= Aristos Constantinou =

1985 murder case in England

Aristos Constantinou

Aristos Constantinou (Greek: Άριστος Κωνσταντίνου; 7 June 1944 – 1 January 1985) was the founder of the Ariella fashion label. The Ariella label came to prominence during the British fashion revolution, and was known for its cocktail, evening, and occasionwear and casino uniforms.

Aristos opened a workshop upstairs at 45 Carnaby Street in 1966, and used the label ‘designed by Aristos’. In 1971, he was joined by his brother Achilleas, who runs the company to this day. Together, they expanded the business to Duke Street, Oxford Street, Newburgh Street and more on Carnaby Street. They grew rapidly and began to supply their clothes wholesale to larger retailers such as Jane Norman, DH Evans, and John Lewis. By 1974, they had a headquarters in Marylebone, a showroom in Great Portland Street and nine retail shops including branches in Chicago and Lausanne, Switzerland. They eventually moved to larger headquarters in Wood Green, but the retail side of the business was being overtaken in importance by the wholesale operations.

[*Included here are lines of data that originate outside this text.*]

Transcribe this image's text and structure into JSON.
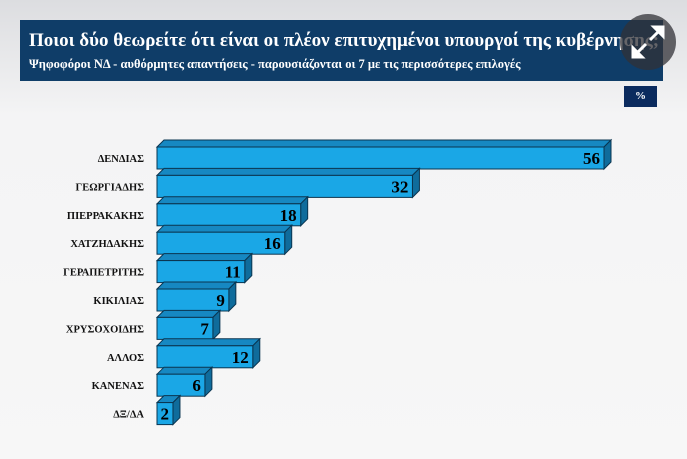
{
  "header": {
    "title": "Ποιοι δύο θεωρείτε ότι είναι οι πλέον επιτυχημένοι υπουργοί της κυβέρνησης;",
    "subtitle": "Ψηφοφόροι ΝΔ - αυθόρμητες απαντήσεις - παρουσιάζονται οι 7 με τις περισσότερες επιλογές",
    "unit_badge": "%"
  },
  "colors": {
    "header_bg": "#0f3d68",
    "bar": "#1aa7e6",
    "bar_top": "#1688c2",
    "bar_side": "#0f6c9c"
  },
  "chart_data": {
    "type": "bar",
    "orientation": "horizontal",
    "categories": [
      "ΔΕΝΔΙΑΣ",
      "ΓΕΩΡΓΙΑΔΗΣ",
      "ΠΙΕΡΡΑΚΑΚΗΣ",
      "ΧΑΤΖΗΔΑΚΗΣ",
      "ΓΕΡΑΠΕΤΡΙΤΗΣ",
      "ΚΙΚΙΛΙΑΣ",
      "ΧΡΥΣΟΧΟΙΔΗΣ",
      "ΑΛΛΟΣ",
      "ΚΑΝΕΝΑΣ",
      "ΔΞ/ΔΑ"
    ],
    "values": [
      56,
      32,
      18,
      16,
      11,
      9,
      7,
      12,
      6,
      2
    ],
    "data_labels": true,
    "grid": false
  }
}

Aristos had his home in The Bishops Avenue, Hampstead, London, known as Billionaire's Row. Aristos' house in The Bishops Avenue stands in 2.5 acres has seven bedrooms, numerous reception rooms and bathrooms, the grounds included stables and separate apartment quarters for staff.

==Life==
Constantinou was the son of a Greek Cypriot master tailor, the family emigrated to the UK in the early 1960s. His son Anthony was jailed in 2016 for sexually assaulting two women, and in June 2023 he was convicted of defrauding over £64 million from investors in a massive ponzi scheme. He absconded during his fraud trial, and was sentenced in absentia to 14 years in prison. As of August 2025 he was still on the run.

==Death==
Aristos Constantinou was murdered in the early hours of New Year's Day 1985 at his home in The Bishops Avenue, Hampstead, London. He was shot several times after returning from a New Year's party with his wife Elena Hadjicostis. He was aged 40. The death was reported initially to be the result of a burglary. The account of the death given by Elena was subsequently challenged, with the police naming her the prime suspect in her husband's killing in a report submitted to the Crown Prosecution Service in 1997, and Constantinou's brothers calling for Elena to be charged with his murder.

Aristos was survived by his wife Elena and three children: Aristos, Nicholas and Anthony.